Le conseil a pris position après la publication d'un nouveau rapport de l'ONU qui estime que le groupe État islamique retire jusqu'à 1,6 million $ US par jour du commerce du pétrole et qu'il a récolté, depuis un an, entre 35 et 45 millions $ US en rançons.

Le rapport recommande l'adoption de nouvelles sanctions, tout en prévenant que cela ne sera pas suffisant pour combattre la menace mondiale du terrorisme.
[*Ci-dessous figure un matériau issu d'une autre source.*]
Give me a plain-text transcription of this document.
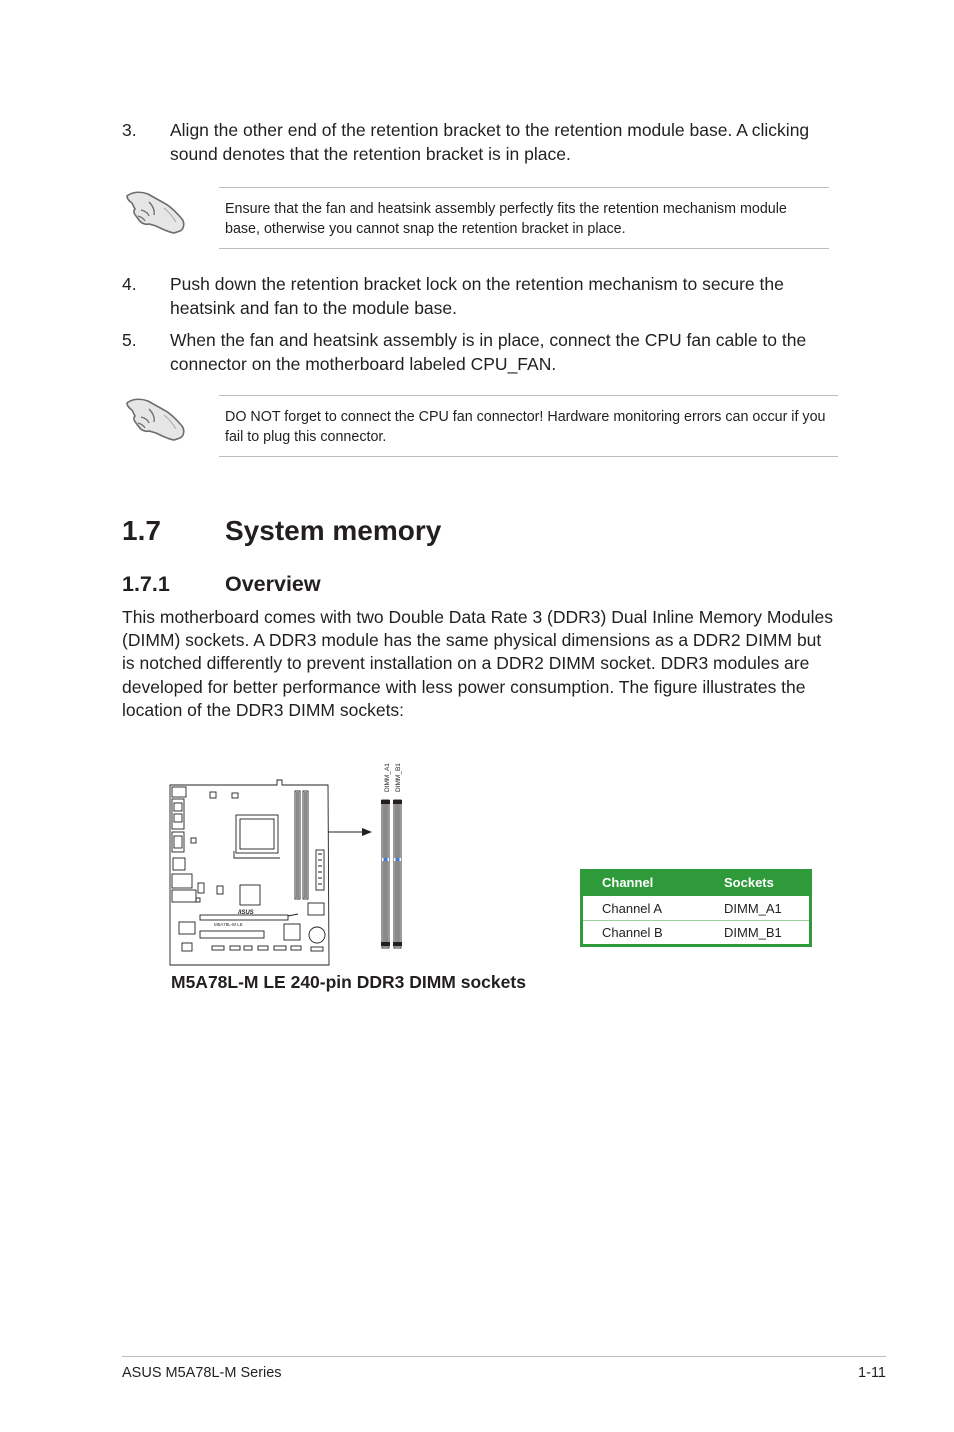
3. Align the other end of the retention bracket to the retention module base. A clicking sound denotes that the retention bracket is in place.
Ensure that the fan and heatsink assembly perfectly fits the retention mechanism module base, otherwise you cannot snap the retention bracket in place.
4. Push down the retention bracket lock on the retention mechanism to secure the heatsink and fan to the module base.
5. When the fan and heatsink assembly is in place, connect the CPU fan cable to the connector on the motherboard labeled CPU_FAN.
DO NOT forget to connect the CPU fan connector! Hardware monitoring errors can occur if you fail to plug this connector.
1.7 System memory
1.7.1	Overview
This motherboard comes with two Double Data Rate 3 (DDR3) Dual Inline Memory Modules (DIMM) sockets. A DDR3 module has the same physical dimensions as a DDR2 DIMM but is notched differently to prevent installation on a DDR2 DIMM socket. DDR3 modules are developed for better performance with less power consumption. The figure illustrates the location of the DDR3 DIMM sockets:
DIMM_A1 DIMM_B1
/ISUS
M5A78L-M LE
M5A78L-M LE 240-pin DDR3 DIMM sockets
Channel	Sockets
Channel A	DIMM_A1
Channel B	DIMM_B1
ASUS M5A78L-M Series	1-11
Les membres du Conseil de sécurité se sont inquiétés que les nouveaux djihadistes soient plus jeunes, plus cosmopolites et plus confortables avec les médias sociaux, ce qui leur a permis de recruter 15 000 combattants étrangers dans 80 pays. L'ambassadeur européen Gary Quinlan a prévenu que plusieurs ont des passeports européens.

Les membres du Conseil ont ajouté qu'il faut faire plus pour combattre le message des djihadistes et changer les conditions — économiques ou autres — qui rendent ce discours attrayant.

«Nous avons vu les limites d'une approche strictement militaire à ces problèmes», a dit le secrétaire-général des Nations unies, Ban Ki-moon.

L'ambassadeure lituanienne Raimonda Murmokaite a pointé du doigt plusieurs failles «importantes» dans les contrôles frontaliers ou autres, et qui pourraient être refermées pour empêcher les ressortissants d'aller combattre à l'étranger.

Par ailleurs, un deuxième militant français a été identifié dans une vidéo du groupe armé État islamique qui montre la décapitation d'un travailleur humanitaire américain et la mort de plusieurs soldats syriens, a annoncé mercredi le président français.

S'exprimant depuis Canberra, en Australie, François Hollande a appelé à la vigilance contre l'endoctrinement des jeunes.

Un premier militant français — Maxime Hauchard, 22 ans — avait précédemment été identifié dans ces images. M. Hollande a ajouté que le rôle exact des deux hommes reste à déterminer.

Une représentante du bureau du procureur de Paris, Agnès Thibault-Lecuivre, a dit que le deuxième militant est fort probablement Michael Dos Santos, un résidant de la banlieue de Paris lui aussi âgé de 22 ans. Dos Santos, comme Hauchard, aurait quitté pour la Syrie en août 2013. Il compte parmi les individus armés de couteaux vus dans la vidéo.

Des djihadistes européens jouent un rôle de plus en plus important dans la propagande du groupe État islamique. Des centaines de Français ont déjà rejoint ses rangs et un millier d'autres sont sous surveillance, ont indiqué des responsables plus tôt cette semaine.

Les dirigeants occidentaux craignent que des djihadistes munis d'un passeport européen ne reviennent de la zone de guerre après avoir acquis des connaissances dangereuses. Leur passeport leur permettrait de se rendre dans une vingtaine de pays sans être inquiétés.